Zuna terus mondar-mandir dengan gelisah di ruang tengah rumah Diana malam itu. Sejak ia menjemputnya dari restoran setelah Rudi tidak bersamanya, Diana tidak mengatakan apa-apa dan berwajah sangat murung. Setibanya di rumah, Diana langsung masuk ke kamar mandi dan menutup pintunya rapat-rapat. Zuna bisa mendengar suara shower yang terus dinyalakan oleh Diana, serta mendengarnya muntah berulang-ulang kali. Ia benar-benar tidak tahu ada apa dengan Diana saat bertemu Rudi. Firasat Zuna mengatakan bahwa Diana telah mendengar sesuatu yang cukup membuatnya merasa marah, namun tidak bisa melampiaskan marahnya secara langsung kepada Rudi. Ia kenal betul bagaimana Diana jika sudah mulai menahan-nahan amarah. Wanita itu akan mengalami mual yang hebat, hingga akhirnya muntah padahal tidak mengalami sakit.

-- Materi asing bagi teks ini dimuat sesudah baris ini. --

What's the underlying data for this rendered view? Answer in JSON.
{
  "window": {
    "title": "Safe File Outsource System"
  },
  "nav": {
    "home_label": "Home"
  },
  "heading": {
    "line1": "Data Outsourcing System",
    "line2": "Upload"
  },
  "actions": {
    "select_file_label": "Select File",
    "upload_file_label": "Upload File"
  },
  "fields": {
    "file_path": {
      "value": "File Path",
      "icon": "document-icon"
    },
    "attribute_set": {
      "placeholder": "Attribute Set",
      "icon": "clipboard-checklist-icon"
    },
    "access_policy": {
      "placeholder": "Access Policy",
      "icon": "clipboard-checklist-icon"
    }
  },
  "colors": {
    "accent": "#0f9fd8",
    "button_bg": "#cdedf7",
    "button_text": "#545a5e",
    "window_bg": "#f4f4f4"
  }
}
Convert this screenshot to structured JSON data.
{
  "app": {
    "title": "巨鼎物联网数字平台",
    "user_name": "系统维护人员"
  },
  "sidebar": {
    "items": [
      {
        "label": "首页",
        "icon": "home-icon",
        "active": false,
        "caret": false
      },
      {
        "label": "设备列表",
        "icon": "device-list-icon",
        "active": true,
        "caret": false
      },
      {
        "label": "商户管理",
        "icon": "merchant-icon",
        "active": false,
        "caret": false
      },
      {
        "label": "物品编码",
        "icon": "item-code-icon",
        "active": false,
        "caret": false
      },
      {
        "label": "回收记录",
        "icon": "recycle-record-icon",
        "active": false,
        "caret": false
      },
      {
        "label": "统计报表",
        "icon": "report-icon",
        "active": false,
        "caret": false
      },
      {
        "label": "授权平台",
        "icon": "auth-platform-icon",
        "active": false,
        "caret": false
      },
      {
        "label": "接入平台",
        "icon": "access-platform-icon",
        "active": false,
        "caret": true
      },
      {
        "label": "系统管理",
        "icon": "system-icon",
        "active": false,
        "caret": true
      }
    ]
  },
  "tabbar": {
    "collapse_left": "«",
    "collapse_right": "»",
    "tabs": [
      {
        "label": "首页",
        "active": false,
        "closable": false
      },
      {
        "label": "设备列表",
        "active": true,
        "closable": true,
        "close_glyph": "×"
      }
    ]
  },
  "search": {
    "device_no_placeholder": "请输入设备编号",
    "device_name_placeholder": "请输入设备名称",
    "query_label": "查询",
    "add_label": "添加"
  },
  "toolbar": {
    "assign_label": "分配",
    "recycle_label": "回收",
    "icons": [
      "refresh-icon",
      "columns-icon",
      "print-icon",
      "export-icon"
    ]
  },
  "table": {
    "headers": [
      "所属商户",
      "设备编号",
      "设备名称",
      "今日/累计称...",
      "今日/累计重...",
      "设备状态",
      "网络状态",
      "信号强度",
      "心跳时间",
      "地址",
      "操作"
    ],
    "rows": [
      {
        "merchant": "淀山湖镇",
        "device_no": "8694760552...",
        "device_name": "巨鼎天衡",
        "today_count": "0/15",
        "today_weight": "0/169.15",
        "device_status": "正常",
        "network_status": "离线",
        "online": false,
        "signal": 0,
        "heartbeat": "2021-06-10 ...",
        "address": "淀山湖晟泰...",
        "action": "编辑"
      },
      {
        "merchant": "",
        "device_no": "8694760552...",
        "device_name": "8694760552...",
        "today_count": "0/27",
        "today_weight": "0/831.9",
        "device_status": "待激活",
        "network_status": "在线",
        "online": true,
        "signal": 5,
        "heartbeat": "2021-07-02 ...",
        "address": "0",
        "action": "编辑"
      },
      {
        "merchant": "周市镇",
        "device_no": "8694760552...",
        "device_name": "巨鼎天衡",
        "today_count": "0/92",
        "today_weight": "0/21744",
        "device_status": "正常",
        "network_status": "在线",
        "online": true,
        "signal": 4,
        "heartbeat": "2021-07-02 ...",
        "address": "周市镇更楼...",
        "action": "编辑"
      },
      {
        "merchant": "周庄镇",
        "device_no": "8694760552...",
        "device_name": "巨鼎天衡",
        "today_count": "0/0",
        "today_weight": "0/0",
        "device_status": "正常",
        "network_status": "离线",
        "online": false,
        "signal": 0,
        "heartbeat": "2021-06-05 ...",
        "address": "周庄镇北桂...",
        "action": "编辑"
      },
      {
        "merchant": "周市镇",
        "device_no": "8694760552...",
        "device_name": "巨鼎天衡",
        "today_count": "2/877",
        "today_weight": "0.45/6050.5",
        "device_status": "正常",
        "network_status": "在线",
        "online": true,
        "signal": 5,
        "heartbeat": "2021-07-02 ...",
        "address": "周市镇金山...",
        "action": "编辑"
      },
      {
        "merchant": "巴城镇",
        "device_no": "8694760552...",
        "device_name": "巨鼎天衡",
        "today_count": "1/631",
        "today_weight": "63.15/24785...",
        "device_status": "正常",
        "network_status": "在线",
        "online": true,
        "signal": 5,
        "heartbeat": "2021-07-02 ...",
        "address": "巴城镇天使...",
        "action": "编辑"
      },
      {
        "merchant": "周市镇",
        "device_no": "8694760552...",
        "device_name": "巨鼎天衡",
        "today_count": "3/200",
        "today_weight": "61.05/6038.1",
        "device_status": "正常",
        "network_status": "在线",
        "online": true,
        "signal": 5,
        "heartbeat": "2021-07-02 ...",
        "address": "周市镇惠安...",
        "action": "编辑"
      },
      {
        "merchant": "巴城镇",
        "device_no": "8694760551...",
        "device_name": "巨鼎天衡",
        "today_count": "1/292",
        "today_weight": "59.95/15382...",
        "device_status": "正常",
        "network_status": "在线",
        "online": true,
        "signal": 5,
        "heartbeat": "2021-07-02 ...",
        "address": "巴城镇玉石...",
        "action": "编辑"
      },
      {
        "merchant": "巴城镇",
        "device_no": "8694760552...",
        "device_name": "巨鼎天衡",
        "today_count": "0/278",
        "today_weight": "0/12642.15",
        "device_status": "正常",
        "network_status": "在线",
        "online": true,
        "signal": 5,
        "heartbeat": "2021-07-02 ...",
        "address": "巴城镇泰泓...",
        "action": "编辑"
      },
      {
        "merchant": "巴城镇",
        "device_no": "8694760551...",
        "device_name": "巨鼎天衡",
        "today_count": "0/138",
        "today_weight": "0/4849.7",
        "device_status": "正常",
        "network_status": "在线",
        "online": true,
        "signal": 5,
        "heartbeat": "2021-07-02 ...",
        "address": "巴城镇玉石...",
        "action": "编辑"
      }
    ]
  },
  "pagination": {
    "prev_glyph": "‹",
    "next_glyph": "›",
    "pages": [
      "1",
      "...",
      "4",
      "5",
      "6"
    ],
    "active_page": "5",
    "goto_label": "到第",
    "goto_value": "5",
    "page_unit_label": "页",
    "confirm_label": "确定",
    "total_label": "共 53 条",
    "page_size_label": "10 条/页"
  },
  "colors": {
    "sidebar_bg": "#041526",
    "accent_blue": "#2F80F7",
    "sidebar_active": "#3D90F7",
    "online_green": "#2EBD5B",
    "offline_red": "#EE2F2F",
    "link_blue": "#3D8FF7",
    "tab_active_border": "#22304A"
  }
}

Setelah hampir satu jam menunggu, Zuna akhirnya memutuskan untuk mendekat ke pintu kamar mandi. Ia mulai mengetuk pelan pintu tersebut, karena tidak ingin membuat Diana merasa dipaksa agar keluar.

"Na. Ayolah, Na, cepat keluar dari kamar mandi dan cerita padaku. Aku akan dengarkan semuanya meskipun ceritamu adalah hal yang paling buruk sekalipun," mohon Zuna.

Samar-samar, Zuna akhirnya mendengar isak tangis yang begitu pelan dari dalam kamar mandi. Diana tengah menangis, membuat Zuna semakin merasa penasaran dengan apa yang sudah wanita itu lewati bersama Rudi.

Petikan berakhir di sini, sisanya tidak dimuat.